Alpha Alpha – I miei leoni

Alpha Alpha | I miei leoni | Autoproduzione

Alpha Alpha è il leone barlettano aka la voce più impostata dell’ underground italiano. L’mc pugliese salta subito all’attenzione per il suo timbro vocale, un mix tra Moddi e Buju Banton (a cui lui stesso vorrebbe essere paragonato), un cocktail che aggredisce schiaffeggiandole le basi, che quasi non supportano l’imponente personalità del padrone di casa. “I miei leoni” è un tape senza un particolare filo conduttore e con una tracklist abbastanza disomogenea che riesce però a mostrare l’approccio al rap di Alpha Alpha. Questi, infatti, si rifà ad un filone più “militante”, quasi “posse” e non disdegna dei riddim reggae, con i quali mostra particolare affinità.

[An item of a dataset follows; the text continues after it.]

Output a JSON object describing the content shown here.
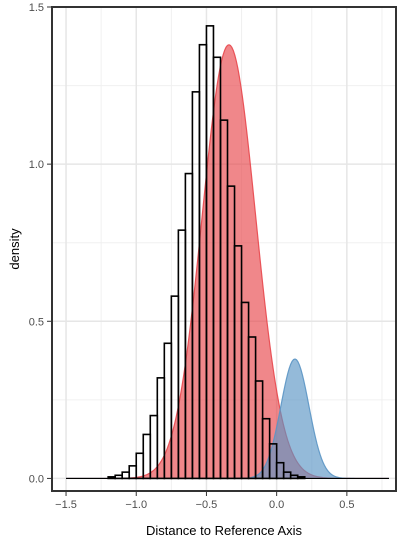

La durata del tutto impone un ascolto a piccoli assaggi, in quanto tenere ritmo a quasi un’ora e mezza di tracce più o meno fini a se stesse risulta complicato, ed in più una qualità audio non eccellente non aiuta affatto. Alla già citata esuberanza, Alpha Alpha aggiunge però una ricorrente insicurezza metrica, che rende sovente intricato il percorso da seguire: per carità, non impugna male il microfono, però talvolta un cambiamento di registro avrebbe garantito più freschezza e continuità al prodotto. Espediente che non riesce nemmeno ai featuring vocali, in cui i soli Tempoperso e Puni sembrano avere quel qualcosa in più. Le tematiche trattate, per quanto varie possano suonare, e nonostante il carattere sciallato del prodotto, si rifanno anche a problematiche sociali, comunque non abbastanza approfondite. Ventiquattro tracce, tra cui diversi skit e interludi, intro e outro, che lasciano sensazioni contrastanti, ma la sicura consapevolezza di avere qualità importanti da sgrezzare: è in questi casi che uscire con un prodotto semi-ufficiale può portare alla conoscenza dei propri limiti e delle proprie qualità, limandone i primi e sviluppando al meglio le seconde. Attendiamo fiduciosi per il futuro. Nicola “Ragh” Pirozzi

Un commento

  • alphaalpha ha detto:

    KONKORDO APPIENO QUELLO KON QUELLO KE HAI SKRITTO.SN PEZZI REGISTRATI DAL 2002 AL 2006 E IN POSTI E LUOGHI DIVERSI.HO SELEZIONATO ALKUNE TRACCE KE HO REGISTRATO IN QUEGLI ANNI E QUINDI QUESTO FA KAPIRE QUANTO POSSO ESSERE DISOMOGENEO 1 LAVORO DEL GENERE.L’HO FATTO USCIRE PERKè GLI AMICI MI PRESSAVANO E PERKè SN + DI 10 ANNI KE FACCIO HH/RAGGA.MI SN VOLUTO ESPORRE KON QUESTO STREET ALBUM SOLO PER DIRE ALLA SCENA KE C SN ANK’IO,KONSAPEVOLE DEL FATTO KE MI SAREI SOBBARKATO UNA MIRIADE DI KRITIKE 😉 MA NONOSTANTE TUTTO SN KONTENTO DI AVERLO FATTO E SOPRATTUTTO NN ME NE PENTO.SOLO UNA PUNTUALIZZAZIONE, LA MIA VOCE è Sì IMPOSTATA MA è ALLO STESSO TEMPO NATURALE PERKè HO SEMPRE AVUTO IL VOCIONE E NN IMITO NESSUNO SIA KIARO MA MI SN SEMPRE ISPIRTATO DAL 96 AD AOGGI AD ARTISTI KON QUESTE KARATTERISTIKE : BUJU,MAD LION, KRS ECC.PER ME è UN DIVERTIMENTO E UNO SFOGO,SKRIVO POKO E LO FACCIO QUANDO NE HO ESIGENZA,SN + UN FREESTYLER.VI RINGRAZIO PER AVERMI RECENSITO CMQ, PREMETTO NE SN VENUTO A KONOSCENZA DI QUESTA RECENSIONE TRAMITE UN AMIKO E MI HA FATTO MOLTO PIACERE KE MI ABBIATE KALKOLATO E VI RINGRAZIO DEI KONSIGLI.HO 27 ANNI ORMAI, HO GIà UN LAVORO E SE FACCIO MUSIKA è SOLO PERKè PER ME è UN’ESIGENZA E UN ATTITUDINE.
    CORDIALI SALUTI,STIMA E RISPETTO.